“In order to connect with you, I have to connect with something in myself that knows that feeling” -Brene Brown. This is vulnerable. Sometimes I’d rather not go back to certain times and feelings. It takes a lot of emotional energy. It also takes a lot of time. Sitting with a patient in their pain, vulnerably connecting our own pain to theirs… doesn’t always fit neatly into a schedule.

Before I started medical school, I took a year to serve as a pastoral resident at a church south of Nashville, working with student ministry and local missions. In that season and in prior seasons of ministry, I learned a good deal about empathy. Teenagers have a lot of complex issues in their lives. They have a lot of feelings. Adolescence is an incredibly difficult time. And sometimes they just need someone to be present. I was always so thankful for the moments I was able to spend one-on-one with my students. Some of our conversations required me to be incredibly introspective and connect to prior experiences so that I could better love the hurting student in front of me. Ultimately, these times celebrated our shared humanity.

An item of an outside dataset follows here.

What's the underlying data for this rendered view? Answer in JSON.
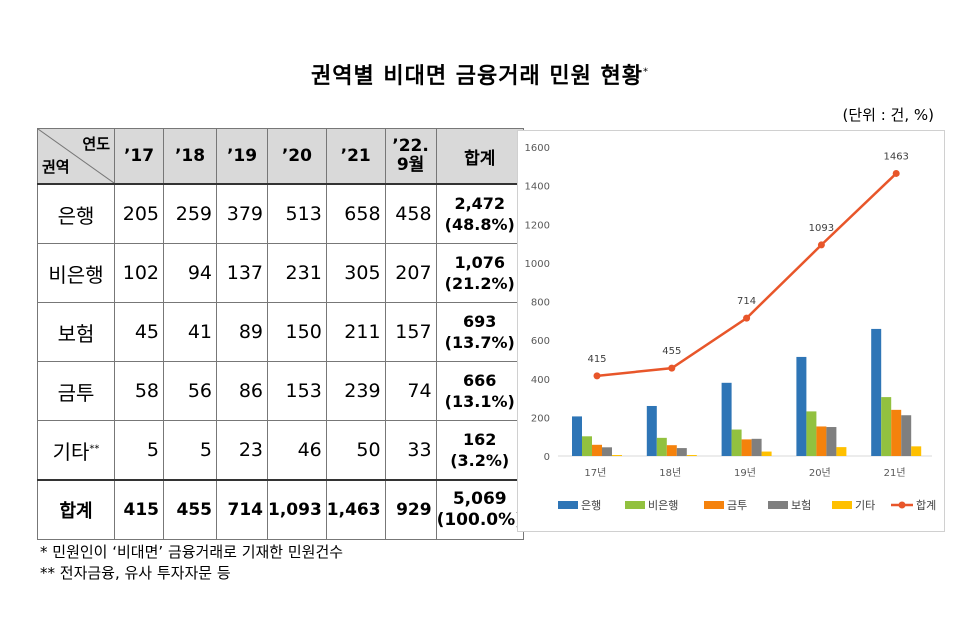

The same is true for our patients. Of course we are going to take care of their physical issues with the best possible care, but sometimes… we can’t fix them. Or maybe fixing their medical need isn’t the most urgent priority. Maybe they just need a moment. A moment of true connection. Yes there are patient-provider boundaries. Yes there are time constraints and demands. But yes… we are human. And that’s a good thing.